Targets If You Have Diabetes
For most adults with type 1 or type 2 diabetes, the widely recommended goal is an A1c below 7%. That level is associated with significantly lower risk of complications affecting the eyes, kidneys, and nerves. Some people aim for even tighter control, closer to 6.5%, especially if they can reach it without frequent episodes of low blood sugar.
But “good” is not one-size-fits-all. Several factors shift the target:
- Older adults with other health conditions: A target of 8% or lower is often more appropriate for people who are frail, have multiple chronic illnesses, or have a life expectancy under 10 years. For those with severe health challenges or cognitive decline, the target may be relaxed further to below 8.5%, which corresponds to an average blood sugar around 200 mg/dL. The priority here is avoiding dangerous blood sugar swings rather than hitting a tight number.
- Children with type 1 diabetes: Most guidelines recommend below 7.5%. Kids with type 2 diabetes generally aim for below 7%.
- Pregnancy: Targets tighten considerably. Before conception, the goal is typically 6.5% or lower. During pregnancy, most guidelines recommend keeping A1c below 6% to reduce the risk of complications for both mother and baby.
The reason targets vary so much comes down to a tradeoff. Pushing A1c lower requires more aggressive blood sugar management, which increases the risk of hypoglycemia (blood sugar dropping dangerously low). For a healthy 35-year-old with decades of life ahead, the long-term benefit of tight control outweighs that risk. For an 80-year-old on multiple medications, a severe low blood sugar episode can cause falls, confusion, or hospitalization, making a slightly higher A1c the safer choice.
How Quickly A1c Can Change
Because the test reflects a three-month average, it takes roughly that long to see the full impact of any change you make. Your most recent weeks weigh more heavily than the first weeks of that window, so meaningful shifts can start showing up within six to eight weeks.

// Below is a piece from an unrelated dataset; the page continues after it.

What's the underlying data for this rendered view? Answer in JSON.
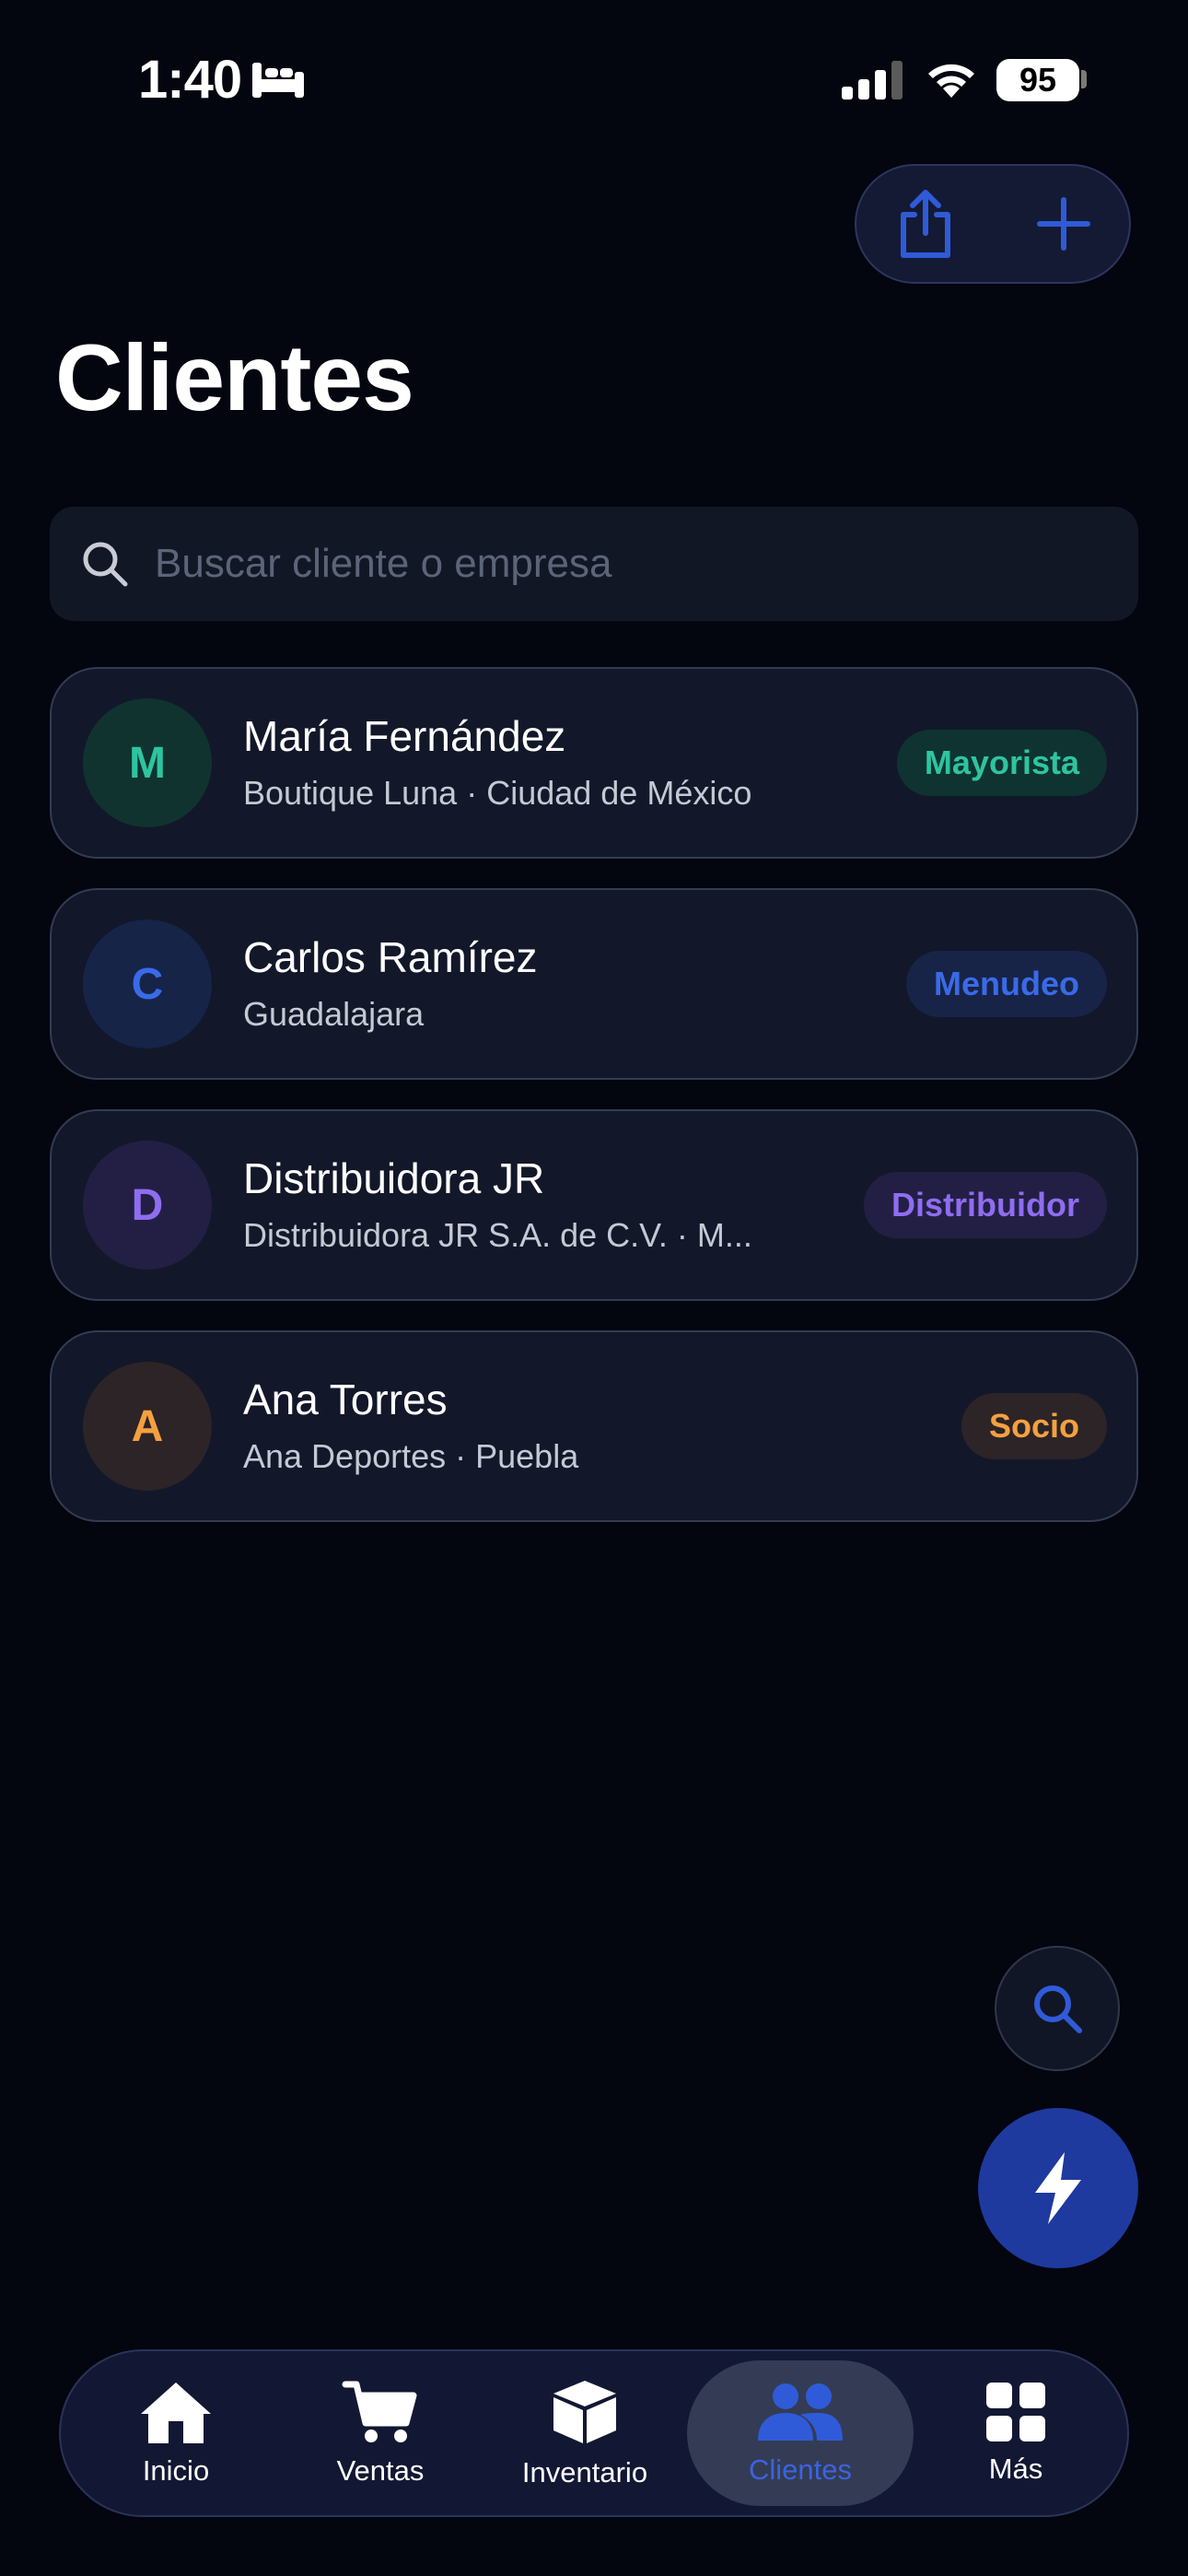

A Johns Hopkins study of 251 people with diabetes found that combining aerobic exercise with strength training for about six months lowered A1c by nearly 1 percentage point. That may sound modest, but a 1-point drop is enough to reduce the risk of diabetes-related complications to small blood vessels by about 35%. Dietary changes, weight loss, and medication adjustments can produce similar or larger shifts over the same timeframe.
If your A1c is in the prediabetes range, even a small improvement matters. Dropping from 6.3% to 5.6% moves you from prediabetes back into the normal category, and the lifestyle changes that get you there (regular physical activity, reducing refined carbohydrates, modest weight loss) also lower your risk of heart disease independently of the number.
When Your A1c May Not Be Accurate
The test works by measuring sugar attached to hemoglobin inside red blood cells. Anything that changes how long your red blood cells survive or alters the structure of your hemoglobin can throw off the result.
Iron deficiency anemia can push A1c readings falsely high, which is especially relevant during late pregnancy when iron stores tend to drop. Conditions that destroy red blood cells faster than normal, like hemolytic anemia or significant blood loss, have the opposite effect, making A1c appear falsely low because the cells haven’t been around long enough to accumulate sugar.
People with sickle cell trait or disease, as well as other hemoglobin variants, may get unreliable results regardless of the testing method. Kidney failure can also distort A1c. In patients on dialysis, the test tends to underestimate actual blood sugar levels. For these situations, alternative markers like fructosamine or glycated albumin give a more reliable picture.
If you have any of these conditions and your A1c result doesn’t match what your daily blood sugar readings suggest, it’s worth discussing alternative testing with your provider. The number is only useful if it accurately reflects what’s happening in your body.